One of the most important steps in early childhood development is the introduction of reading skills. Once the road to mastering this has begun, the entirety of their future education and social success will be unlocked. It can’t be overstated or exaggerated just how integral the ability to read truly is. With that in mind, here are some essential tips to teach your child to read:

1 – Start With The Alphabet And Its Sounds

Simply learning the alphabet and how each letter sounds is the first block upon which full reading comprehension can be built. Introduce all of the letters in order, but individually. The old song that teaches the alphabet may be useful, but the manner in which it strings the L, M, N, O, and P together can be confusing. Go over this every single day until your child can recognize every letter and its basic sounds without any help.

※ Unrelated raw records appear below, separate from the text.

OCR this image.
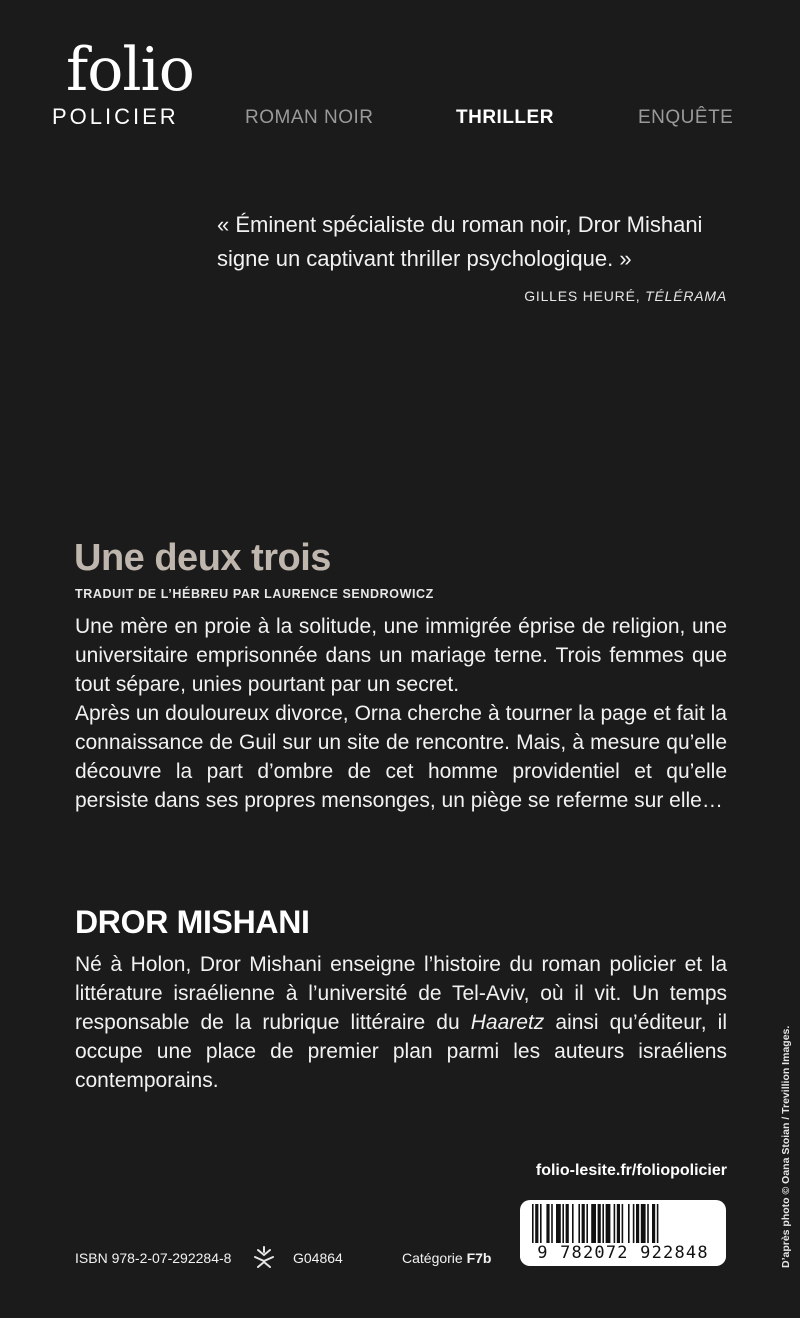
folio
POLICIER	ROMAN NOIR	THRILLER	ENQUÊTE
« Éminent spécialiste du roman noir, Dror Mishani signe un captivant thriller psychologique. »
GILLES HEURÉ, TÉLÉRAMA
Une deux trois
TRADUIT DE L’HÉBREU PAR LAURENCE SENDROWICZ

Une mère en proie à la solitude, une immigrée éprise de religion, une universitaire emprisonnée dans un mariage terne. Trois femmes que tout sépare, unies pourtant par un secret.

Après un douloureux divorce, Orna cherche à tourner la page et fait la connaissance de Guil sur un site de rencontre. Mais, à mesure qu’elle découvre la part d’ombre de cet homme providentiel et qu’elle persiste dans ses propres mensonges, un piège se referme sur elle…

DROR MISHANI
Né à Holon, Dror Mishani enseigne l’histoire du roman policier et la littérature israélienne à l’université de Tel-Aviv, où il vit. Un temps responsable de la rubrique littéraire du Haaretz ainsi qu’éditeur, il occupe une place de premier plan parmi les auteurs israéliens contemporains.
folio-lesite.fr/foliopolicier
9 782072 922848
ISBN 978-2-07-292284-8	G04864	Catégorie F7b	D’après photo © Oana Stoian / Trevillion Images.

2 – Introduce The Left to Right Concept

Once the letters and how they relate to sounds has become familiar, it’s time to start introducing actual words and how they are arranged together. You can’t overlook the simple left to right concept, however. It’s important to break down the process into its simplest parts. A child looking at a paragraph for the first time might not know where to start; illustrating the usefulness of simply starting from the top left and working their way across the page can be a huge turning point.

3 – Have Them Follow Along With You

After all of these early steps have been established, you should be sure to read to your child and actually have them follow along word by word. You can point to every single word in the sentence together as you work on each page. Go as slowly as you need to and work your way up to a more natural pace. Early familiarity with a lot of essential words can be absorbed this way.

4 – Illustrate How Words Relate To One Another

Finally, that familiarity can then be used as a jumping point for other words as well. Teach your child about consonants and vowels and how words that rhyme often relates. Examples include simple words like “box” and “fox”. After accumulating enough words that seem to connect to one another in basic ways, reading alone will soon be much easier. Teaching your child synonyms will help expand their vocabulary. For example, another word for a lawyer is an attorney. It will all start to fall into place from there!